Als stärkste Fraktion lösen die Freien Wähler in Buseck die Sozialdemokraten ab - was aber vor allem an den deutlichen Verlusten der SPD liegt, wie FW-Fraktionsvorsitzender Alexander Zippel einräumt. Wie schon in der vorletzten Wahlperiode haben die FW künftig 13 Stimmen im Parlament, eine mehr als zuletzt, während die CDU nur leicht hinzugewinnen konnte und weiter neun Sitze hält.

Zippel gibt Fraktionsvorsitz ab

In Alten-Buseck ist der Vorsprung der FW besonders markant, in einem Wahlbezirk holen sie dort fast 56 Prozent. Dieser Ortsteil sei »traditionell ein gutes Pflaster für die Freien Wähler«, so Zippel. Am Mittwochabend werden sich die FW ihm zufolge intern abstimmen, das Ergebnis bewerten. »Der Fraktionsvorsitz wird nicht mehr mein Amt sein«, sagt Zippel schon jetzt, auch mit Blick auf die Arbeitsbelastung.

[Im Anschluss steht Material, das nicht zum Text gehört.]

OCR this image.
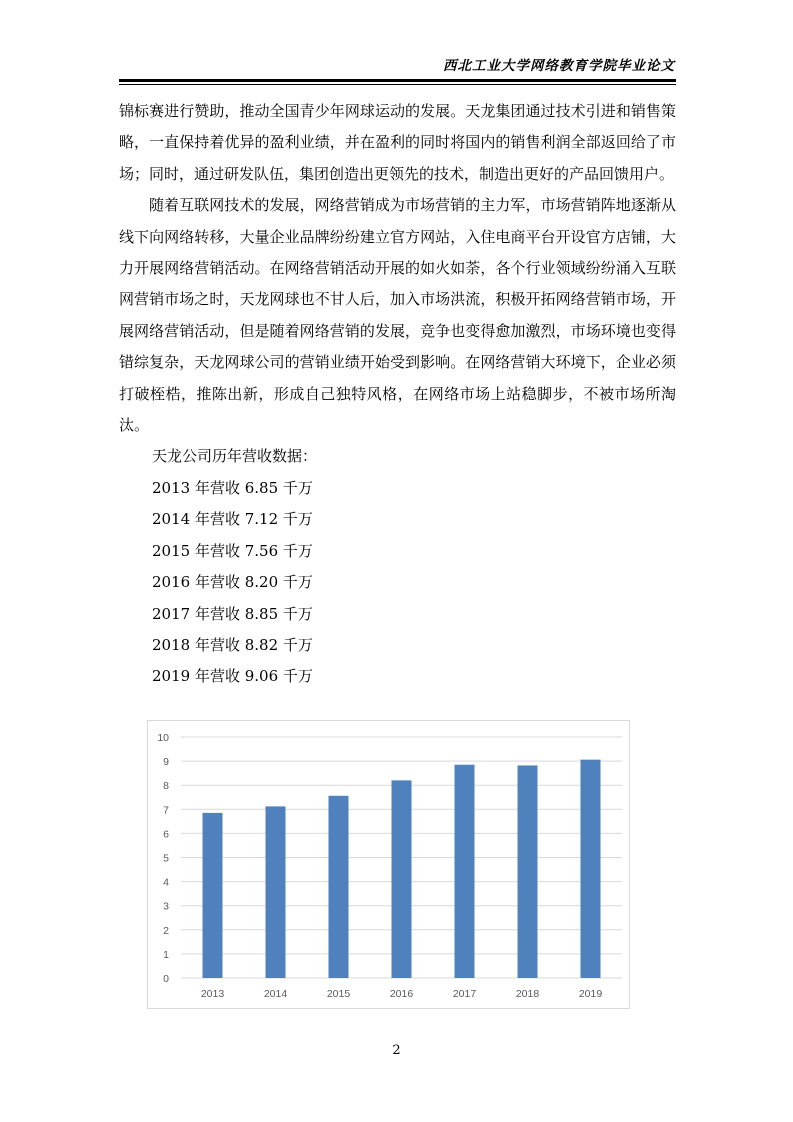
西北工业大学网络教育学院毕业论文

锦标赛进行赞助，推动全国青少年网球运动的发展。天龙集团通过技术引进和销售策略，一直保持着优异的盈利业绩，并在盈利的同时将国内的销售利润全部返回给了市场；同时，通过研发队伍，集团创造出更领先的技术，制造出更好的产品回馈用户。

随着互联网技术的发展，网络营销成为市场营销的主力军，市场营销阵地逐渐从线下向网络转移，大量企业品牌纷纷建立官方网站，入住电商平台开设官方店铺，大力开展网络营销活动。在网络营销活动开展的如火如荼，各个行业领域纷纷涌入互联网营销市场之时，天龙网球也不甘人后，加入市场洪流，积极开拓网络营销市场，开展网络营销活动，但是随着网络营销的发展，竞争也变得愈加激烈，市场环境也变得错综复杂，天龙网球公司的营销业绩开始受到影响。在网络营销大环境下，企业必须打破桎梏，推陈出新，形成自己独特风格，在网络市场上站稳脚步，不被市场所淘汰。

天龙公司历年营收数据：

2013 年营收 6.85 千万

2014 年营收 7.12 千万

2015 年营收 7.56 千万

2016 年营收 8.20 千万

2017 年营收 8.85 千万

2018 年营收 8.82 千万

2019 年营收 9.06 千万

0
1
2
3
4
5
6
7
8
9
10
2013	2014	2015	2016	2017	2018	2019
2
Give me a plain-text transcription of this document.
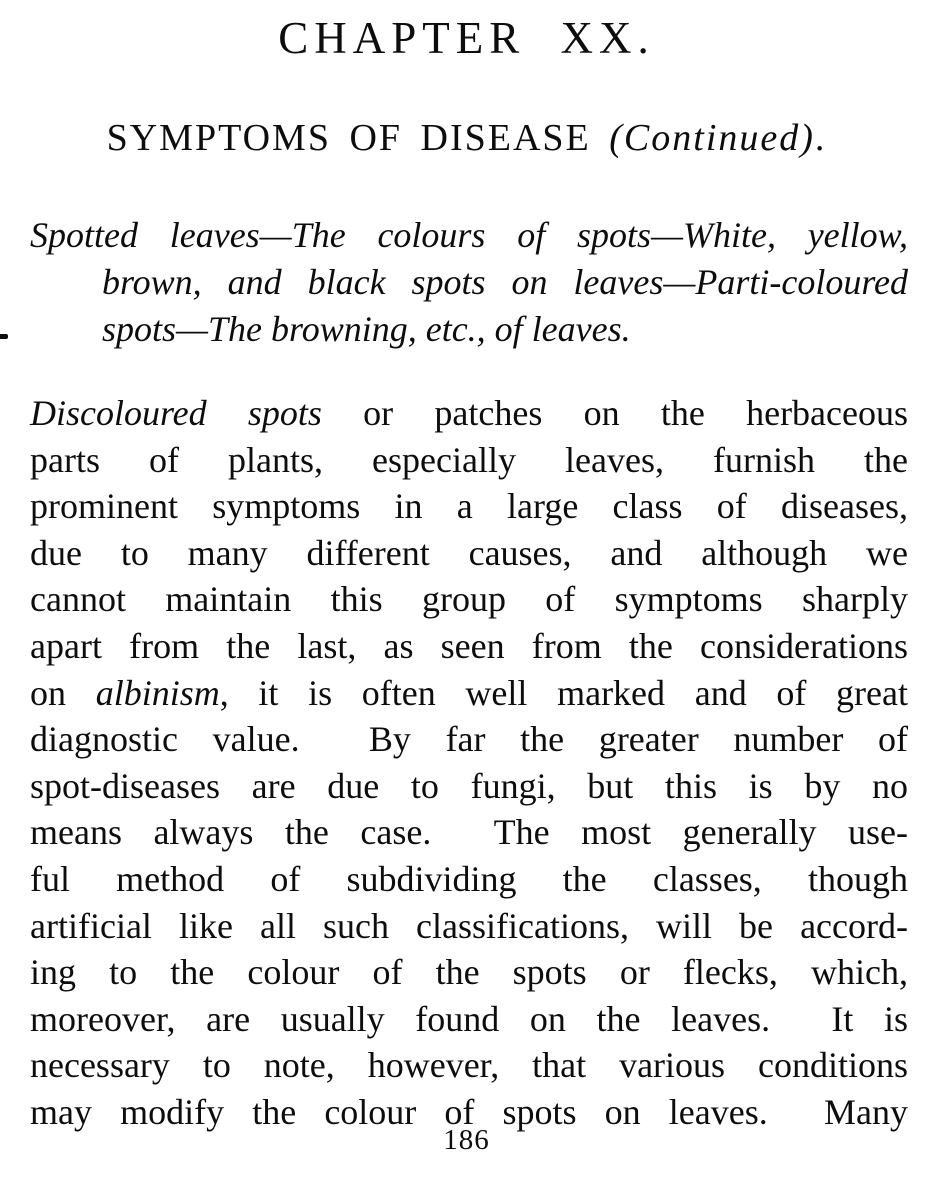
CHAPTER XX.
SYMPTOMS OF DISEASE (Continued).
Spotted leaves—The colours of spots—White, yellow,
brown, and black spots on leaves—Parti-coloured
spots—The browning, etc., of leaves.
Discoloured spots or patches on the herbaceous
parts of plants, especially leaves, furnish the
prominent symptoms in a large class of diseases,
due to many different causes, and although we
cannot maintain this group of symptoms sharply
apart from the last, as seen from the considerations
on albinism, it is often well marked and of great
diagnostic value.  By far the greater number of
spot-diseases are due to fungi, but this is by no
means always the case.  The most generally use-
ful method of subdividing the classes, though
artificial like all such classifications, will be accord-
ing to the colour of the spots or flecks, which,
moreover, are usually found on the leaves.  It is
necessary to note, however, that various conditions
may modify the colour of spots on leaves.  Many
186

Ob FW und CDU künftig die gemeinsame Mehrheit in einer festen Koalition nutzen, sei aber noch unklar: »Wir werden die Zusammenarbeit mit der CDU suchen - in welcher Form, müssen wir sehen.« Zippel weiter: »Es ist eine unglückliche Situation für Buseck, dass der Bürgermeister keine Mehrheit im Parlament hat«, er spricht von »einem Armdrücken, das keiner gewinnen kann«. Nun hoffe man natürlich, dass Michael Ranft als gemeinsamer Kandidat von FW und CDU im September das Rennen gegen Amtsinhaber Dirk Haas (SPD) macht.

Der Busecker SPD-Chef Norbert Weigelt spricht von einer »historischen Niederlage - seit der Gebietsreform sind wir bisher immer die stärkste Kraft gewesen«. Trotz der jüngsten Debatten um die Betrugsfälle durch einen Verwaltungsmitarbeiter und Kritik an Haas’ Reaktion darauf habe er mit einem so deutlichen Verlust nicht gerechnet.